One of the challenges with the application of AI reconstruction algorithms is the presence of “hallucinations,” in which the model generates incorrect data that was not present in the training data [14]. We attempted to address this by specifically examining the reproducibility of pathology and normal variants on the AI-reconstructed images, along with assessing for the presence or absence additional pathologies on the AI-reconstructed images. While we did not document any missed or “hallucinated” pathology on the AI-reconstructed images, more detailed work in this space in future studies, such as detailed evaluation of gyral-sulcal patterns and vascular anatomy, may prove valuable [10]. In the few cases in which image quality on AI-reconstructed images was felt to be poor (n=1) or had worse image quality on certain image parameters (n=2) in comparison to standard reconstruction, these exams were compromised by motion artifact. When looking at our entire cohort, AI-reconstructed images did not appear to reduce motion artifacts in nearly all patients examined. Similar results were reported in another study examining AI-reconstructed T2-weighted images of the brain [13].

Our study has some limitations. The lack of blinding of the radiologists to the sequence that was being viewed when comparing images can potentially introduce bias, though was difficult to truly avoid given the study radiologists’ knowledge and experience with the clinical protocol. Also, the single scanner, single-institutional nature of this study limits the generalizability of the results to other field strengths, MRI vendors, and institutions. In addition, detailed assessment of the differences in appearance of various pathologies such as gliosis or normal variants including terminal myelination zones was not assessed. We chose not to enroll patients who were being worked up for epilepsy, a protocol which employs 3D FLAIR imaging at our institution. Outside of the enrolled patient with tuberous sclerosis (Fig. 3), none of the other enrolled patients had evidence focal cortical dysplasia; however, the diagnostic utility of AI reconstruction in this particular pathology could be a potential future investigation. Finally, the decision to select only the “strong” denoising algorithm from the 4-point scale provided by the vendor was made because on the pre-study assessment of the sequence feasibility “strong” appeared to have a readily visible difference in T2W FLAIR image quality compared with standard reconstruction, which was more challenging to appreciate at lower denoising levels, and the “maximum” algorithm had an overall appearance too far deviated (appearing “artificial”) from what is expected in conventional clinical T2W FLAIR imaging. We acknowledge that a more detailed examination of the various denoising levels for future studies may be informative.

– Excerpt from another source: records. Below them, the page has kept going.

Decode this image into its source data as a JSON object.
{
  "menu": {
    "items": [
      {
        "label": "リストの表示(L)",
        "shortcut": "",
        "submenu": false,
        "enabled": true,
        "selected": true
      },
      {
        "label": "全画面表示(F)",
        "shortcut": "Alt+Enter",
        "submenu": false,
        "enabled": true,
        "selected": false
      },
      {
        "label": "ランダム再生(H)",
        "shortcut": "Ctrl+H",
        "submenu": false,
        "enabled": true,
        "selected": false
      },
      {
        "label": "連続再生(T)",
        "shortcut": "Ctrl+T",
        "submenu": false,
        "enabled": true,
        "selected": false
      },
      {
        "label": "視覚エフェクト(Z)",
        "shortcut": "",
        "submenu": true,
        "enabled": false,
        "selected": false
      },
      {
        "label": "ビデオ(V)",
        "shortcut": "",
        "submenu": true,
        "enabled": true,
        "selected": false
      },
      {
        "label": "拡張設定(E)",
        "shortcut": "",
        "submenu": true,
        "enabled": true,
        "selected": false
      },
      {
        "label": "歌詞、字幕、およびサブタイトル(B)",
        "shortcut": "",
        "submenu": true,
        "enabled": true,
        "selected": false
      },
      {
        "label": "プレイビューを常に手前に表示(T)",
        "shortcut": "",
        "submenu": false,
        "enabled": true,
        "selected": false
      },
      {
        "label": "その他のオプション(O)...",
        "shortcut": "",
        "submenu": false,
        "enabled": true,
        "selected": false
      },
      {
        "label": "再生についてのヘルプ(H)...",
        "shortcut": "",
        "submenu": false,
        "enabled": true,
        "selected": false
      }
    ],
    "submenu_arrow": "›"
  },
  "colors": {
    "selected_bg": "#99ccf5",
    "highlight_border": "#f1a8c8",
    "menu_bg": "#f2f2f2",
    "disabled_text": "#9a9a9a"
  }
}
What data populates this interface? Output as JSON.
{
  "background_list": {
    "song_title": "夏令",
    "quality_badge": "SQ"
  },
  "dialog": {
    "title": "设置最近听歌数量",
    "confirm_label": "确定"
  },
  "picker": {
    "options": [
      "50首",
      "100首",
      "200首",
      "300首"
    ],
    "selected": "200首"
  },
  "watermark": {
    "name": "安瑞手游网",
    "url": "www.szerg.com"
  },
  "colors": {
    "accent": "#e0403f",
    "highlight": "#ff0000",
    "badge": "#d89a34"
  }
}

The use of AI in accelerated compressed sensing shows promise to reduce scan times while preserving imaging quality [10, 15]. MRI of the brain is the most frequently performed MRI exam in our department, and methods allowing for decreased scan time with preserved image quality will be valuable in improving workflow efficiency, patient throughput, scheduling access, and ultimately patient satisfaction in the future. While the ability to use AI reconstruction to decrease scan time in clinical T2W FLAIR imaging by increasing compressed sensing was not explored in the present study, the present findings are encouraging and support the use of AI image reconstruction techniques to improve the quality of clinical pediatric brain MR images with no increase in scan acquisition time.

Conclusion

AI reconstruction improved T2W FLAIR overall imaging quality and SNR (both quantitative and qualitative) in most patients when compared with standard reconstruction in the pediatric brain. Based on our observations, we believe its use in clinical practice in routine pediatric neuroimaging is safe and feasible.